Singkat cerita setelah beliau bertanya hal itu, siangnya pintu kamarku diketok Papi. Saya mikir kok tumben banget, biasanya kalau papi butuh bantuan suka panggil dari bawah. Pas buka pintu terkejut karena Papi bawain aku teh herbal yang dibuat dari bunga (enggak tahu bahasa Indonesianya) Schafgarberblüten. Padahal, untuk mendapatkan teh itu dia harus pergi ke Zurich, perjalanan sekitar 3 jam PP dari dan ke Steckborn, dan harganya pun (kalau dirupiahin) cukup tinggi.

Papi tanya, “Wie geht es dir Tita? Es ist für dich," katanya sambil memberikan mug berisi teh herbal. Ia juga menunjukkan kertas kecil bertuliskan “drink as hot as you can”. 

Kata beliau, takut saya enggak ngerti, makanya translate dulu pakai komputer di google translate dari Jerman ke Inggris, lalu ia print di kertas HVS dan digunting kecil. Jujur terharu ya, bokap mertua yang baru saya kenal baru dua bulan kok baik banget. Abis itu saya diminta istirahat dan didoain cepet sembuh. 

Kejadian ini aku ceritain ke suamiku Jey lewat whats app. Saya kirimkan foto mug dan print an kertas itu. Jawabnya dia,”Because now you are also his daughter.” Yah, tambah meweklah dengan kebaikan dua bule bapak-anak ini. Dan ternyata bokap emang paling seneng kalau berkreasi dengan aneka herbal untuk penyembuhan secara alami dibandingan dengan menggunakan obat.


Teh buatan Paps dan tulisan berbahasa Inggris yang ia buat untukku ini sukses bikin terharu. Love you sooo much meine Vater :)



Lalu kalau saya tidak gabung untuk makan malam, gara-gara lagi ngambek sama Jey, ternyata Paps suka tanya ke Jey, Warum kann nicht deine Frau kommen? Suamiku mana enggak bisa bohong. Kalau saya dan dia lagi diem-dieman, Paps suka tanya ke Jey, masalahnya apa. Dan beliau kasih solusi. 
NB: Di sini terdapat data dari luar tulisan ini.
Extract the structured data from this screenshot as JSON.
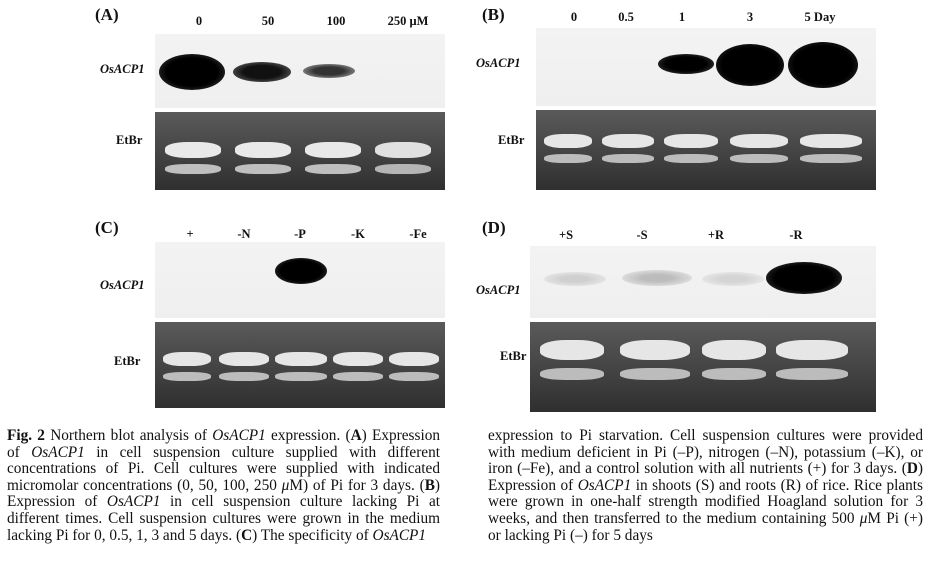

Baru paginya pas ketemu saya nanya lagi, Wie geht’s Tita? Alles Klar? Paps selalu berusaha biar gimana saya tetap nyaman di rumah. Hikss pengen nangis kalo ngebayangin gimana susahnya Paps dulu berjuang sendiri besarin 5 anak setelah Moms meninggal. Fyi, mama mertuaku udah enggak ada sejak Jey umur 9 tahun. Jadi Jey tumbuh belasan tahun lalu tanpa mamanya. Alhamdulillah meskipun single parent, paps bisa mendidik anak-anaknya menjadi orang baik.



3. He is a great chef

Saya mendengar dari Jey kalau awal papa dan mamanya bertemu itu saat keduanya bekerja di restoran di Swiss. Dari situlah saya menduga bahwa Paps adalah chef yang keren. Hal itu dibuktikan saat ia menawarkan ingin memasak menu makan malam, beef dari hackfleish atau daging giling, pasta dan salad. Tangannya yang gercep motong bahan makanan bikin saya melongoh. 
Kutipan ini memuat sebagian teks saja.